Dengue fever is caused by a virus which is transmitted by an infected Aedes mosquito – Aedes aegypti and Aedes albopictus. Mosquitoes become infected when they bite infected humans, and later transmit infection to other people they bite.

The disease usually is self-limiting but in some people can present with life-threatening complications such as Dengue Haemorrhagic Fever and Dengue Shock Syndrome.



The symptoms usually develop within 4-7 days after being bitten by an infected mosquito. Symptoms of classic dengue include:

  • High fever (up to 40.6 C)
  • Severe headache with retro-orbital (behind the eye) pain
  • Severe joint and muscle pain
  • Nausea and vomiting
  • Body rash which appears on day 3 or 4

Dengue Hemorrhagic Fever is a severe form of dengue fever which can result in death and is characterized by severe bleeding from the nose, gums, or under the skin causing purplish bruises.
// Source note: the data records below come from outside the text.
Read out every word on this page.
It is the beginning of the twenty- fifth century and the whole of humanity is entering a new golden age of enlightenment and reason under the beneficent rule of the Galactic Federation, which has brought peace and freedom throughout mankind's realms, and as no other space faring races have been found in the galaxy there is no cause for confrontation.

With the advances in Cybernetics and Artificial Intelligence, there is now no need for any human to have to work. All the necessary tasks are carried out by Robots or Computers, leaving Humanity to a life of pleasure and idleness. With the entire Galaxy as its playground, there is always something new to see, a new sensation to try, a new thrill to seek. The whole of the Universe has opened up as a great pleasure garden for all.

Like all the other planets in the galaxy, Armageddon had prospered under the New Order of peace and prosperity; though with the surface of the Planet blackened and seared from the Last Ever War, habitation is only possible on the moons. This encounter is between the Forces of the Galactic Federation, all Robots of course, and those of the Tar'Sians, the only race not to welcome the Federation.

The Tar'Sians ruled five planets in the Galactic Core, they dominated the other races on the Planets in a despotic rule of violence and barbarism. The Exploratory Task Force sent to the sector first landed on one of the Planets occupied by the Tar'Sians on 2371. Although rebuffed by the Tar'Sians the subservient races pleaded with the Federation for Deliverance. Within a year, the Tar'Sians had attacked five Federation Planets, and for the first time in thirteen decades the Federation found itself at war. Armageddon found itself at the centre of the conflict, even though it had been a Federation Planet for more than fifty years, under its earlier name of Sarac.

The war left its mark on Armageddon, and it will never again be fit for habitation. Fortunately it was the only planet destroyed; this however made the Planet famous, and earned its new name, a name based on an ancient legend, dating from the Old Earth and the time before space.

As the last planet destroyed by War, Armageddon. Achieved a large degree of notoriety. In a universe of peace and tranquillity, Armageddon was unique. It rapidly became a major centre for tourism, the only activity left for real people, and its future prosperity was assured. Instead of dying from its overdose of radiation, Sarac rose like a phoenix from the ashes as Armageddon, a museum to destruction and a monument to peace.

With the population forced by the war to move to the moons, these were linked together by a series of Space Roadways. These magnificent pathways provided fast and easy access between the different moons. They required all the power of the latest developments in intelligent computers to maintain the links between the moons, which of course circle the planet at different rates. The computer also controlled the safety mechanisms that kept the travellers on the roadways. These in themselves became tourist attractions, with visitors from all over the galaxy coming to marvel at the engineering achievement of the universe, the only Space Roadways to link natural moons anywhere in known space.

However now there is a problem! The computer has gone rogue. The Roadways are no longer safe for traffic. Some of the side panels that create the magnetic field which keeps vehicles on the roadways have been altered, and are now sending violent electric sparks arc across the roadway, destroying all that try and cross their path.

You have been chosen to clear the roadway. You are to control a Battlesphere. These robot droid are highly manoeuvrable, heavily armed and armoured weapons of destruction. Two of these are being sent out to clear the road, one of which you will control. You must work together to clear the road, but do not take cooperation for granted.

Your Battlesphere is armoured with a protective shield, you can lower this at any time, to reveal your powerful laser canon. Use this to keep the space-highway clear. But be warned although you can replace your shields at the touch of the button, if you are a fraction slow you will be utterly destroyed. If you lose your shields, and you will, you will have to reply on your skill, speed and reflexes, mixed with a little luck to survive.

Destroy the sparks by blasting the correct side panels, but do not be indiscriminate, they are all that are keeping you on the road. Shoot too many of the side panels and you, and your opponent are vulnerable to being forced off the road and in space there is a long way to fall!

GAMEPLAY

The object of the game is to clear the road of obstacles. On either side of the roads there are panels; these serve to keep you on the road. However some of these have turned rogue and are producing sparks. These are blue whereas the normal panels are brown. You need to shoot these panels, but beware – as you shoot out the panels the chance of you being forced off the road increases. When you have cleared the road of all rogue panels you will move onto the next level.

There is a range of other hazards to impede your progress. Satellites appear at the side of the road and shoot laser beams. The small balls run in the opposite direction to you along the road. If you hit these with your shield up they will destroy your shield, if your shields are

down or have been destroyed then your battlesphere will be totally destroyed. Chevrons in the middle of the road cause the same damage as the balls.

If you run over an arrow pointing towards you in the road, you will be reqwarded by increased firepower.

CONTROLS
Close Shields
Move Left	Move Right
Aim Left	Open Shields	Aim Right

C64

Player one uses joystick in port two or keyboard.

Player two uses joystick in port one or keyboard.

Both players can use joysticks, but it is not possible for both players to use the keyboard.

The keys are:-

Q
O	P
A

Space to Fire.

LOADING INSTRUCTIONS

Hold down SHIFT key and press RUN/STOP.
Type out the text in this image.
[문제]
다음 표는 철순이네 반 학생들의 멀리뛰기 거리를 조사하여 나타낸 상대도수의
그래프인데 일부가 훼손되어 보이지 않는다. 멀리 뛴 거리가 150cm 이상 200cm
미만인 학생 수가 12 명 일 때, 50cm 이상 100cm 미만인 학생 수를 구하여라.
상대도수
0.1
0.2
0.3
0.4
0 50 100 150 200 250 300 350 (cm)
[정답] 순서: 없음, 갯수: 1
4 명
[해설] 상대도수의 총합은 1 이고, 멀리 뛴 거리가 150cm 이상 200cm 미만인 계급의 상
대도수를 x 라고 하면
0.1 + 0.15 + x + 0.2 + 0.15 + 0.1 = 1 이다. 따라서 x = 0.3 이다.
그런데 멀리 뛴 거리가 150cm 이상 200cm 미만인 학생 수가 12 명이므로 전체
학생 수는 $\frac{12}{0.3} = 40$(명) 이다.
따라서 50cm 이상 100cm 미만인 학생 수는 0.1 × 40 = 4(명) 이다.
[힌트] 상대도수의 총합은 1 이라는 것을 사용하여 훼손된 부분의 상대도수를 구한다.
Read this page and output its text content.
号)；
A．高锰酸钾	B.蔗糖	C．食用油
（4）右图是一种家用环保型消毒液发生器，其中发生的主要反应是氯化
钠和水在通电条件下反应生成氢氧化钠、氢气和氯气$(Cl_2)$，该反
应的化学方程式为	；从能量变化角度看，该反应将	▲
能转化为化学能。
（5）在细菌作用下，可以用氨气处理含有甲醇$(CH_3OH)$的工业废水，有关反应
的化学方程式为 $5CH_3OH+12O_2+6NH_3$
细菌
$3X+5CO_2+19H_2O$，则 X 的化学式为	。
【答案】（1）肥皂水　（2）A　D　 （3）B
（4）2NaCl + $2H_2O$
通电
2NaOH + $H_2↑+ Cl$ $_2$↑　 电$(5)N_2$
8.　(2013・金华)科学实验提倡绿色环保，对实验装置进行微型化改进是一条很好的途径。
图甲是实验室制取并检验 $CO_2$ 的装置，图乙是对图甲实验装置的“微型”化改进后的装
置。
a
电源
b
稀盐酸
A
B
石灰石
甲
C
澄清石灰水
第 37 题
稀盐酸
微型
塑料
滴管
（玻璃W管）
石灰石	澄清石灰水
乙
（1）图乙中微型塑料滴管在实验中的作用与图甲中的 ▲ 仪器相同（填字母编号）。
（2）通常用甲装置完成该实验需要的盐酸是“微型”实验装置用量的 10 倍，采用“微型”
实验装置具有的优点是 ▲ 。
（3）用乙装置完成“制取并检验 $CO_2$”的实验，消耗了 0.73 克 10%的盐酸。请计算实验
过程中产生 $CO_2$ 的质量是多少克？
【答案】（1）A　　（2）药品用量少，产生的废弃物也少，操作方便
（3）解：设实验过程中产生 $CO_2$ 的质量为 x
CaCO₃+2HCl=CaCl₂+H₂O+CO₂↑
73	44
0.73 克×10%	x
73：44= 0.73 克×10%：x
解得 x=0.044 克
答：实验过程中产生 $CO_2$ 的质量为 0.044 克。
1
Dengue Shock Syndrome is the most severe form which usually occurs in children having a re-infection and is sometimes fatal. It often presents with massive bleeding and shock (very low blood pressure).



Dengue fever is diagnosed by doing two blood tests 2 to 3 weeks apart which will determine if the blood samples contain antibodies to the virus.



There is no specific treatment for dengue fever and most people recover within 2 weeks. To help with recovery, general measures include:

  • Getting plenty of bed rest
  • Drinking lots of fluids
  • Taking medicine to reduce fever. Avoid aspirin but paracetamol is considered safe.

For severe dengue symptoms including shock and coma, hospitalization and aggressive emergency treatment with fluid and electrolyte replacement may be necessary to save lives.



Most people with dengue fever recover completely within 2 weeks. The more clinically severe dengue hemorrhagic fever and dengue shock syndromes can result in vascular (blood vessel) and liver damage and can be life-threatening.



The best way to prevent dengue fever is by taking precautions to avoid being bitten by mosquitoes, which include:

Using a mosquito repellent containing DEET, or oil of lemon and eucalyptus.

Dressing in protective clothing during the day-long-sleeved shirts, long pants, socks, and shoes especially in early morning hours before daybreak and in the late afternoon after dark.

Keeping unscreened windows and doors closed. Getting rid of areas where mosquitoes breed, such as standing water in flower pots, containers, and bamboo poles

Another way is to eat a healthy diet and exercise to keep your immune system working at its best. The immune system of a trained person works better to fight chronic and acute disease than the immune system of a sedentary person. Regardless of the age, sex health status, being more physically active will have a positive impact on physiology and how the body works internally.